When a planet or moon moves between a star (or the sun) and an observer, it is called a transit. If a shadow is cast on the observer, it is a special kind of transit called an eclipse. On Earth, we can only see transits of Mercury and Venus as they are the only inner planets between us and the sun. Transits of Mercury are moderately rare with 14 between 2000-2099. The last Mercury transit was November 8, 2006, the next 2 transits are May 9, 2016, and November 11, 2019. Check out Fred Espenak for more information. Venus is much rarer with only 2 during the current century, which occurred in 2004 and 2012. For more on the Transit of Venus check out our post.

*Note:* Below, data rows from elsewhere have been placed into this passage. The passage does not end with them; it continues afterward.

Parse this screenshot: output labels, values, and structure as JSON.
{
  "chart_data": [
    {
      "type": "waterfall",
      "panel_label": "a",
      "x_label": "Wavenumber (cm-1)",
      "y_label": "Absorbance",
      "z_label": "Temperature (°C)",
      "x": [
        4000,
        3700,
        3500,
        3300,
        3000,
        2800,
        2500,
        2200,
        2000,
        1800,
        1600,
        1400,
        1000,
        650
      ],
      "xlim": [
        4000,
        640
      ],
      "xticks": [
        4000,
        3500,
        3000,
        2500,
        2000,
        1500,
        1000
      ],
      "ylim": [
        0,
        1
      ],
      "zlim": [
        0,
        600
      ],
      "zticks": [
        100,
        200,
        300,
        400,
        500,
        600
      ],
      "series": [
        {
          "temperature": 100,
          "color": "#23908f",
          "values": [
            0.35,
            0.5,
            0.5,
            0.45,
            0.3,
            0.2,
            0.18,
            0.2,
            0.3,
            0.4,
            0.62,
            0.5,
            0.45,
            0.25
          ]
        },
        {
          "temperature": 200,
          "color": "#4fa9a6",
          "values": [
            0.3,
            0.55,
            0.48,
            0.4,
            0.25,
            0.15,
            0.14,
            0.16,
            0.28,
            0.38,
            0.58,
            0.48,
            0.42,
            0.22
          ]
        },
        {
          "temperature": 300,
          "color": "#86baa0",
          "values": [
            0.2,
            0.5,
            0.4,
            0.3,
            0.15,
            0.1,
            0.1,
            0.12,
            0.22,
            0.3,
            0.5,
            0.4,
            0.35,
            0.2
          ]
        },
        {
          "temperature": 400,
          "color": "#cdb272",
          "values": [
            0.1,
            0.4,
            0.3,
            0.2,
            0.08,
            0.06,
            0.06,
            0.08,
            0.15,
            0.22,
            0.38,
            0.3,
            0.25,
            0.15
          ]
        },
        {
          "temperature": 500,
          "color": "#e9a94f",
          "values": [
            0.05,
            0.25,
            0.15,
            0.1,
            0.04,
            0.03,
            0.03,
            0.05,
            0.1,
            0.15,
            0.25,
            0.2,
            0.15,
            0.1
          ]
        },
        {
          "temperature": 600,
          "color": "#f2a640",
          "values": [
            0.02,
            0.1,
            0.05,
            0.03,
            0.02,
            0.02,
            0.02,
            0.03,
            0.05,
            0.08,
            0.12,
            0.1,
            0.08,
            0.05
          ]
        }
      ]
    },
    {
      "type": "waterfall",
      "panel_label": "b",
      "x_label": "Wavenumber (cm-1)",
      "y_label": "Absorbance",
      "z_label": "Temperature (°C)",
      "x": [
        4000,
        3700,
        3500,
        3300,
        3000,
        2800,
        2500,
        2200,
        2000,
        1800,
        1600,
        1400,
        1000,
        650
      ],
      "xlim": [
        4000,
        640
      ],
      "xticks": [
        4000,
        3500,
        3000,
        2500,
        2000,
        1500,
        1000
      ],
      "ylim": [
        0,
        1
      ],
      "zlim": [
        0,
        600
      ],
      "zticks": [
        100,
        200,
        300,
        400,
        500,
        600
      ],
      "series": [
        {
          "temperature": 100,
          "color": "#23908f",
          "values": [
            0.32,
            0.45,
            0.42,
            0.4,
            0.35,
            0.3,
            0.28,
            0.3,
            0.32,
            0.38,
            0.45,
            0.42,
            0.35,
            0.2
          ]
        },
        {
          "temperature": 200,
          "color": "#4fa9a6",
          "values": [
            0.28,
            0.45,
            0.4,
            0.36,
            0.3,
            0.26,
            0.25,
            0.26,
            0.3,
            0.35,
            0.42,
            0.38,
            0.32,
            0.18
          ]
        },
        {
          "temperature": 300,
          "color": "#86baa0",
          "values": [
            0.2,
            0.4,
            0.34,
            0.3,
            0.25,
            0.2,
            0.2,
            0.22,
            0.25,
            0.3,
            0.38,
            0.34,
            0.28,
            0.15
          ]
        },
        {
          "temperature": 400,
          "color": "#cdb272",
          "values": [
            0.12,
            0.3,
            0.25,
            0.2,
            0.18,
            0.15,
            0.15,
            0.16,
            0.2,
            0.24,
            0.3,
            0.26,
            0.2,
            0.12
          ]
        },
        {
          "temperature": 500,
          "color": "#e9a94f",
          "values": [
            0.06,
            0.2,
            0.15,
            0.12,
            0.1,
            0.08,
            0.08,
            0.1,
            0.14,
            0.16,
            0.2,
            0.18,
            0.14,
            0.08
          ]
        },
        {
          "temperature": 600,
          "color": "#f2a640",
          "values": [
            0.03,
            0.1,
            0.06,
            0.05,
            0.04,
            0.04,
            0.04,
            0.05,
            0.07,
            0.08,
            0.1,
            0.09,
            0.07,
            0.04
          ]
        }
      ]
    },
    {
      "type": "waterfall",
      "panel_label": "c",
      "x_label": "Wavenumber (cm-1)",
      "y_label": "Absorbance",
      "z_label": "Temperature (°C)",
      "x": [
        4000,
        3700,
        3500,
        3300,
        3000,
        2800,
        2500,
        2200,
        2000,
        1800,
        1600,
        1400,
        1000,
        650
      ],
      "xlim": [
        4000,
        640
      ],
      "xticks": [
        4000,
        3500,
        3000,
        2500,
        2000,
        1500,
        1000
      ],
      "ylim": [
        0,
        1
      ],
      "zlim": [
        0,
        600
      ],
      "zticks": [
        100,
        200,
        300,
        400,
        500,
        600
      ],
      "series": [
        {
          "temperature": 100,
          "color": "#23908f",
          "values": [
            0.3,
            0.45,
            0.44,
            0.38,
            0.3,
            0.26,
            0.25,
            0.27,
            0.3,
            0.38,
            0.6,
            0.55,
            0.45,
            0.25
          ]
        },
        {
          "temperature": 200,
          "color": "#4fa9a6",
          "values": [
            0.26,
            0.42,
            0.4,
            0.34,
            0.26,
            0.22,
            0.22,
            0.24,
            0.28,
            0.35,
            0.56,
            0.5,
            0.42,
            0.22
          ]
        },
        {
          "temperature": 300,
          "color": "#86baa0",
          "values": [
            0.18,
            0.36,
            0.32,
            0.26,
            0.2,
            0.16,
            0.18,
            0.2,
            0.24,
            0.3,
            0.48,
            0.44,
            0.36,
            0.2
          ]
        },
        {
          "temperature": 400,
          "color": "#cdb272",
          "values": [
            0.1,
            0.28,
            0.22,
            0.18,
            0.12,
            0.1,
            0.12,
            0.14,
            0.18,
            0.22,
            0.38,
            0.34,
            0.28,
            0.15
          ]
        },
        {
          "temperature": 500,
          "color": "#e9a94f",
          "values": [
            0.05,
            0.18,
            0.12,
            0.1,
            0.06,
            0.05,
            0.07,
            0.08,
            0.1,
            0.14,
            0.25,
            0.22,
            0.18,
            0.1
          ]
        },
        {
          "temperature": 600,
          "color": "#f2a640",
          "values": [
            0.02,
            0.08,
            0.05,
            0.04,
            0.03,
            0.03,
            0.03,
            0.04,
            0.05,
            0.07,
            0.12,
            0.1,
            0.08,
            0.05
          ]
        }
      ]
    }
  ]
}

|Event||UTC Time||Time in EDT*|
|First location to see the partial transit begin||May 9 at 11:10:25||May 9 at 7:10:25 AM|
|Geocentric** partial transit begins (ingress, exterior contact)||May 9 at 11:12:18||May 9 at 7:12:18 AM|
|First location to see the full transit begin||May 9 at 11:13:37||May 9 at 7:13:37 AM|
|Geocentric** full transit begins (ingress, interior contact)||May 9 at 11:15:30||May 9 at 7:15:30 AM|
|Mercury is closest to the Sun’s center||May 9 at 14:57:25||May 9 at 10:57:25 AM|
|Geocentric** full transit ends (egress, interior contact)||May 9 at 18:39:12||May 9 at 2:39:12 PM|
|Last location to see full transit end||May 9 at 18:41:05||May 9 at 2:41:05 PM|
|Geocentric** transit ends (egress, exterior contact)||May 9 at 18:42:24||May 9 at 2:42:24 PM|
|Last location to see partial transit end||May 9 at 18:44:17||May 9 at 2:44:17 PM|
* The local times shown do not refer to when the transit can be observed from EDT. Instead, they indicate the times when the transit begins, is at its midpoint, and ends, somewhere else on Earth. The corresponding local times are useful if you want to view the transit via a live webcam. Times should be accurate to a few seconds.
** The geocentric times refer to a theoretical situation where the transit is viewed from the Earth’s center. They are used to provide an approximately average time schedule for astronomical events. Because of varying perspectives, observers on the Earth’s surface will experience the transit at slightly different times depending on their location.
Geocentric duration of this Mercury Transit is 7 hours, 30 minutes, 6 seconds.
The transit will be at least partially visible from regions in Europe, Asia, Africa, North America, South America, Pacific, Atlantic, Indian Ocean, Arctic, Antarctica. But to see the transit from the ground, binoculars or telescopes with special solar filters are needed. NEVER LOOK DIRECTLY AT THE SUN.
The best way to follow the transit is from www.nasa.gov/transit and observing images of the event in near-realtime from the Solar Dynamics Observatory (SDO).